Savaş zamanı Amerika’da bulunan fabrikaların çoğunun üretim şekilleri, dikiş makinesi yerine makineli tüfek veya otomobil yerine tank üretilmesi şeklinde gerçekleşiyordu. Bunun sonucu olarak, Amerikalı aileler büyük buhranın yıkıcılığını hatırlayarak ve savaşın zorluklarını görerek paralarını tasarruf bonosu ve tasarruf hesaplarına yatırıyordu. Amerikalı çalışanlar savaş ekonomisinden doğan refah seviyesi sayesinde iyi ücretler alıyordu. Ancak alınan bu ücretlerin geri ekonomiye kazandırılarak piyasanın canlı tutulması gerekliliği de aşikardı. Dolayısıyla Amerikan ekonomi yöneticileri, bankalar, inşaat şirketleri ve otomobil üreticileri üzerinden halkın çalışmaları karşılığında aldıkları ücretleri ev veya araba sahibi olmaları yönünde teşvik etti. Bunun sonucu olarak inşaat şirketleri inşa ettikleri evleri veya fabrikaların ürettiği otomobilleri bankalar üzerinden uygun krediyle halka sunmaya başladı. Çalışan kesim ise savaş sırasında yöneldikleri tasarruf hesaplarından çıkarak ev veya araba sahibi olmaya başladı. Bu furya sadece bununla kalmayıp tüm tüketim mallarına hızlı şekilde yayıldı. Kısaca kapitalizm çalışan insanlara emeği karşılığında verdiği parayı mal karşılığında geri almaya başladı.


Ayrıca işsizliğin artmamasının nedenlerinden biri, 1944 yılında Amerikan Kongresi tarafından kabul edilen ve terhis olan askerlerle ilgili düzenlemeyi içeren ''MONTGOMERY GI BİLL'' yasası idi.
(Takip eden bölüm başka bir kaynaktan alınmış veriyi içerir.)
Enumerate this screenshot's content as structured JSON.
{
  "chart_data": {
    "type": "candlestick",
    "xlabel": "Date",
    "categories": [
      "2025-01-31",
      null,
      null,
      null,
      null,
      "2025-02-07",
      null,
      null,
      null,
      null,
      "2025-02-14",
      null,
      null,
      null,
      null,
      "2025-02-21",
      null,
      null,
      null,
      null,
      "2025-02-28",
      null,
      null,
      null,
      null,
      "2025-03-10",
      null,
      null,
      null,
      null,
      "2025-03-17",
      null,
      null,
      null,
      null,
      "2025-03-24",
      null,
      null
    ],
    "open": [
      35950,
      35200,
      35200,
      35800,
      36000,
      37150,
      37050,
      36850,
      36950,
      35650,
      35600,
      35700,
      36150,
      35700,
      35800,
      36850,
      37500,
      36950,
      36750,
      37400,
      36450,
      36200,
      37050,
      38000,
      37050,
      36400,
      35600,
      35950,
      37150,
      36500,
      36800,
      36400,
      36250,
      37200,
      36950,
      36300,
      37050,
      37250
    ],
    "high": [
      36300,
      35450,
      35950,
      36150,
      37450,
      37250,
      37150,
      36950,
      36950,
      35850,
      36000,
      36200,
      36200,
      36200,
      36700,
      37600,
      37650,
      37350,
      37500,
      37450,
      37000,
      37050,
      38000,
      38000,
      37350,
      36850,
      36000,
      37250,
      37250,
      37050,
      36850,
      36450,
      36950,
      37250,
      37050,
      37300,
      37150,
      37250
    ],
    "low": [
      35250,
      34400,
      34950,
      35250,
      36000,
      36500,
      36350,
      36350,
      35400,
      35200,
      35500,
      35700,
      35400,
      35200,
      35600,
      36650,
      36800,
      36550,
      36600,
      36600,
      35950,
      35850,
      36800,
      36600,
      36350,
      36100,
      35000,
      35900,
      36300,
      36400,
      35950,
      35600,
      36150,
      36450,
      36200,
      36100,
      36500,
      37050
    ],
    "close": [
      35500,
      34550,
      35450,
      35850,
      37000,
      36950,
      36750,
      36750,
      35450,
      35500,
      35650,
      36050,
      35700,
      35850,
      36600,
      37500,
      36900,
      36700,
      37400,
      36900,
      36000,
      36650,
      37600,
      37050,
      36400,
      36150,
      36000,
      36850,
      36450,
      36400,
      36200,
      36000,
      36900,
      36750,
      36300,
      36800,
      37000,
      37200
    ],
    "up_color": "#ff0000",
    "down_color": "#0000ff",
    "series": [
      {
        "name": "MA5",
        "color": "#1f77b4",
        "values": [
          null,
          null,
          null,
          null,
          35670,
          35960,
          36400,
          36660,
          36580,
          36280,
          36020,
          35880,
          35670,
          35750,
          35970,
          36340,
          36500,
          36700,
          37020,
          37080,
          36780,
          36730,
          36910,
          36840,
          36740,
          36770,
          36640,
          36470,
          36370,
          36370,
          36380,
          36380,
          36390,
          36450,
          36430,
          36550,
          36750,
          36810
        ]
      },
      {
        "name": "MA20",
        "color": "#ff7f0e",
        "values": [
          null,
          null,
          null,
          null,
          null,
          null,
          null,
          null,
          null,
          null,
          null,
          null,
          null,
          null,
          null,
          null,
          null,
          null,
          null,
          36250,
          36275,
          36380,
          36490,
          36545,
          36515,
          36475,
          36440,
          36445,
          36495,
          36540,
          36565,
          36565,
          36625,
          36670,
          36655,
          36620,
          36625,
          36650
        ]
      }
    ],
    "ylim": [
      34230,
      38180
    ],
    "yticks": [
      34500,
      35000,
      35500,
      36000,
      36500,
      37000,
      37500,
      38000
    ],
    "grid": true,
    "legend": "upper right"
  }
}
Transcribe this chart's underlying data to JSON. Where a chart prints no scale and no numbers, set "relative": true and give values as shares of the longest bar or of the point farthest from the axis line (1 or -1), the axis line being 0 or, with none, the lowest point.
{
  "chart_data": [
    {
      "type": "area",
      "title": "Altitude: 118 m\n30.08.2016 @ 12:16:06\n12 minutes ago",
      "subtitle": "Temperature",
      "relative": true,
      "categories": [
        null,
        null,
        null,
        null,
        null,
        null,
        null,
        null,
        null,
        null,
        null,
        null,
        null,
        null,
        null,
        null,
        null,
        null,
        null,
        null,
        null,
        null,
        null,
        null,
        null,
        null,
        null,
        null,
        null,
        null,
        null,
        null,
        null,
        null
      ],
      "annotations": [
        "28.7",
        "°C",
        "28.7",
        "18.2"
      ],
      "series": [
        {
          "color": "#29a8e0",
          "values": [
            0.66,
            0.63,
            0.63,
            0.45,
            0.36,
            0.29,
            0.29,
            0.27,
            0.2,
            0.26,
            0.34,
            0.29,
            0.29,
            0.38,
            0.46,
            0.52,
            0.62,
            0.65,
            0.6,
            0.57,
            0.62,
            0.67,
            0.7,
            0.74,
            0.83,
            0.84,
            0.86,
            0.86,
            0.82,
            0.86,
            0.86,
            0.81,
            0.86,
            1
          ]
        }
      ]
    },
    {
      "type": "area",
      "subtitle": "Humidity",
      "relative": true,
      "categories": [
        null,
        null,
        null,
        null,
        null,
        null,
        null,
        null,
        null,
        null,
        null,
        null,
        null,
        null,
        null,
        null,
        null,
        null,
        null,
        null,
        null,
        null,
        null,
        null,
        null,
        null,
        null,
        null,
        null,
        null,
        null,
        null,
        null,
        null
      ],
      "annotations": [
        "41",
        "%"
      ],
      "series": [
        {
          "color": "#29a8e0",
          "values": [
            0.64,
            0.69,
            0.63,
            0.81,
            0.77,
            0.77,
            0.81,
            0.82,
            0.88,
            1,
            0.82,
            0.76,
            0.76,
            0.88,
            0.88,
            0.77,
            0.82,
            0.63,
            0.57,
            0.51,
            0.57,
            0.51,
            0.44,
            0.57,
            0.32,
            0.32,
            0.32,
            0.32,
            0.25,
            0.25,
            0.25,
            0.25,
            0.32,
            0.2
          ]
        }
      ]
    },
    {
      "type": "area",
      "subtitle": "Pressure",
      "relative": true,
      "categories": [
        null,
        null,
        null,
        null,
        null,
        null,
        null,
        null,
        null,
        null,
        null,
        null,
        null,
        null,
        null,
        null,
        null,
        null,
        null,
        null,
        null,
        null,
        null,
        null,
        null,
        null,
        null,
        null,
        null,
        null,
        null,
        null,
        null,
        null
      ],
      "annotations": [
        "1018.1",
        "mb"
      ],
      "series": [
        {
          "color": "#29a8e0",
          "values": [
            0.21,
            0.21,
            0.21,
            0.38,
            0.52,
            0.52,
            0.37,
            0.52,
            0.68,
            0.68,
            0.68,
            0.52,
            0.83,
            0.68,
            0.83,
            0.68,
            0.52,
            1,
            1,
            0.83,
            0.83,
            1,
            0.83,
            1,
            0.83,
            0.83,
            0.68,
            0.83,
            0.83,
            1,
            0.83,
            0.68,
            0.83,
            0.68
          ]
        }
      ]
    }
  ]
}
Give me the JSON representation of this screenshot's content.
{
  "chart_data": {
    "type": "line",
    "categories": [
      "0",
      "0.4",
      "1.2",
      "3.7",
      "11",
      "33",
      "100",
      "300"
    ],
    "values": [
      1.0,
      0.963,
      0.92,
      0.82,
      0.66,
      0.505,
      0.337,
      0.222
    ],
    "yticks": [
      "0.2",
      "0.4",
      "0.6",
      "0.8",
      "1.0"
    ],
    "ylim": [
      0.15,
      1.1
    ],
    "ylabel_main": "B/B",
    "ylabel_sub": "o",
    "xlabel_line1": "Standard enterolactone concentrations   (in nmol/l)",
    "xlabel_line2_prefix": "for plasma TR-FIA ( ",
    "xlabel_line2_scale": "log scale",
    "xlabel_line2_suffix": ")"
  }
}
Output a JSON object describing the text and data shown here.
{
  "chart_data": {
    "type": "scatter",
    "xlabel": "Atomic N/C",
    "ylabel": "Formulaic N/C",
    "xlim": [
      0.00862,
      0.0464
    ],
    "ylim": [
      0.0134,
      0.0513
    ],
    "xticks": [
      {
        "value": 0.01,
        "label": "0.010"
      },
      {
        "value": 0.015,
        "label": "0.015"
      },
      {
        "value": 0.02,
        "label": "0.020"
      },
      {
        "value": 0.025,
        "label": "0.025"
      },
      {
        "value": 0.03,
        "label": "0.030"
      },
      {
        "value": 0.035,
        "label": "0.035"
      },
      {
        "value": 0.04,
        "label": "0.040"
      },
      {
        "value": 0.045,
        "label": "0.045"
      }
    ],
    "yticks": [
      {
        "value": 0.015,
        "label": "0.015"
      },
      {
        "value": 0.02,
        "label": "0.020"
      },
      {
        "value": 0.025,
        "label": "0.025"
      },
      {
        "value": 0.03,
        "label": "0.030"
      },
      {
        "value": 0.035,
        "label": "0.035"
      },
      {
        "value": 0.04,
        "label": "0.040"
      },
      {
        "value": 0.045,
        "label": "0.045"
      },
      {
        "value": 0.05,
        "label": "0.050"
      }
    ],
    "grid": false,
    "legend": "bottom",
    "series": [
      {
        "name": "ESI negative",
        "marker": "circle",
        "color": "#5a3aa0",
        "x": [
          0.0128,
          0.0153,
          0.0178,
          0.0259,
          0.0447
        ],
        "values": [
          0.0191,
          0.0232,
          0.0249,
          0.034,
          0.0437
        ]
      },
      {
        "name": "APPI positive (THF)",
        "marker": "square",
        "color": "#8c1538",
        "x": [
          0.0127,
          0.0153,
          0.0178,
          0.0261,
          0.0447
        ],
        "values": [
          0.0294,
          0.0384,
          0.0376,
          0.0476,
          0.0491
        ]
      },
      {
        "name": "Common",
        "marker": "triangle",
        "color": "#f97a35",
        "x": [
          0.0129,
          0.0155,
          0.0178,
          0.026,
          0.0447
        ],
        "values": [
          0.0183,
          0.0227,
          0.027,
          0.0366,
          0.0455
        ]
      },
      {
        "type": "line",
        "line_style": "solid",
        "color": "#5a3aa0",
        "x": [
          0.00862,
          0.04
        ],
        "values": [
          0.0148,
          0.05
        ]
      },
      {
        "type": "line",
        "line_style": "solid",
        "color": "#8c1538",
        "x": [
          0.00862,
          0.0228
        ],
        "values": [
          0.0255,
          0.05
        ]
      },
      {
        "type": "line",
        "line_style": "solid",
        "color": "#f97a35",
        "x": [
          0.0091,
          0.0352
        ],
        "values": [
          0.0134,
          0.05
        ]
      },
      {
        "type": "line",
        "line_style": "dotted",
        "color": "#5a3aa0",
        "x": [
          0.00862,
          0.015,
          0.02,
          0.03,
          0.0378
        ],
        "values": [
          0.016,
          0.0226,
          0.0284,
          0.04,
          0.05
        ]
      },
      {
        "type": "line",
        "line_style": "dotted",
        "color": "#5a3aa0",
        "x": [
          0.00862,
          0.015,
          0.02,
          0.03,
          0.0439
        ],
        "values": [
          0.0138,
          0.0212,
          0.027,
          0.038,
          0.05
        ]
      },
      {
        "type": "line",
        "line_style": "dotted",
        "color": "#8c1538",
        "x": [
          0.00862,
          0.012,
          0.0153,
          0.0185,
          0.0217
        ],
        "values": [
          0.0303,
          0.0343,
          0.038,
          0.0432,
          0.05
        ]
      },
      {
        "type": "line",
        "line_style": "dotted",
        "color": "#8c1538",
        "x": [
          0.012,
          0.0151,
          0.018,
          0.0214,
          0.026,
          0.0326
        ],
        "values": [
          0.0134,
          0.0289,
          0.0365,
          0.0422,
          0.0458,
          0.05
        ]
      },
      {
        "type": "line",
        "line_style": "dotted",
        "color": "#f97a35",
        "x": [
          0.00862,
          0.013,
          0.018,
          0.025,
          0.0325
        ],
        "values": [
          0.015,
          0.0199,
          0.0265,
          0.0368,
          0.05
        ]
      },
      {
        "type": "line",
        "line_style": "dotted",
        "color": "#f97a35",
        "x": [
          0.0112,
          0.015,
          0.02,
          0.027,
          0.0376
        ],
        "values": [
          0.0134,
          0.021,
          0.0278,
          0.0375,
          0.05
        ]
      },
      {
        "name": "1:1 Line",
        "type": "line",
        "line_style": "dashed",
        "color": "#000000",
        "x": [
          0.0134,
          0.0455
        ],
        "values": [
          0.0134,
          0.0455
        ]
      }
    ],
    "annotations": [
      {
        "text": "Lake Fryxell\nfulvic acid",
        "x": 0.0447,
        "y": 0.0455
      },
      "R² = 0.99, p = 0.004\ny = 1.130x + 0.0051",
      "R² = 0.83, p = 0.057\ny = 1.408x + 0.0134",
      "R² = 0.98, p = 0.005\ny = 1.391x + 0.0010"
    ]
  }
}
Bu yasanın çıkmasında Amerikan Muharip Gazi Derneklerinin, kongre içerisinde ahlaki çözüm ve ekonomik çıkarları için lobi oluşturması da etkili olmuştu. Bu gazi dernekleri lobi çalışmalarında özellikle Birinci Dünya savaşından sonra terhis olarak işsiz kalan askerleri kongreye hatırlattılar. Bunun sonucu olarak kongreden çıkartılan yasa ile muharip gazilere ek ücretler verilmesi yönünde gerçekleşti. Böylece kongreden çıkartılan yasa ile muharip gazilere bir yıla kadar haftada 20 $'lık mütevazı işsizlik ücreti verilmeye başlandı. Ancak bu yasa iç piyasanın hareketlenmesine neden olmadı. Çünkü milyonlarca gazi aldıkları işsizlik ücretlerini iç piyasada satılan ürünleri almak için kullanmadı. Ayrıca bu gazilerin fabrikalara iş başvurusu yapmaları Amerikan iş gücü piyasasında felakete neden oldu. Hükümet ise işsizlik sorununa hızlı bir tepki olarak, kolej veya mesleki eğitim kuruluşlarına dönen gazilere iş olanakları veya eğitim olanakları sağlaması için kongreye çağrıda bulundu.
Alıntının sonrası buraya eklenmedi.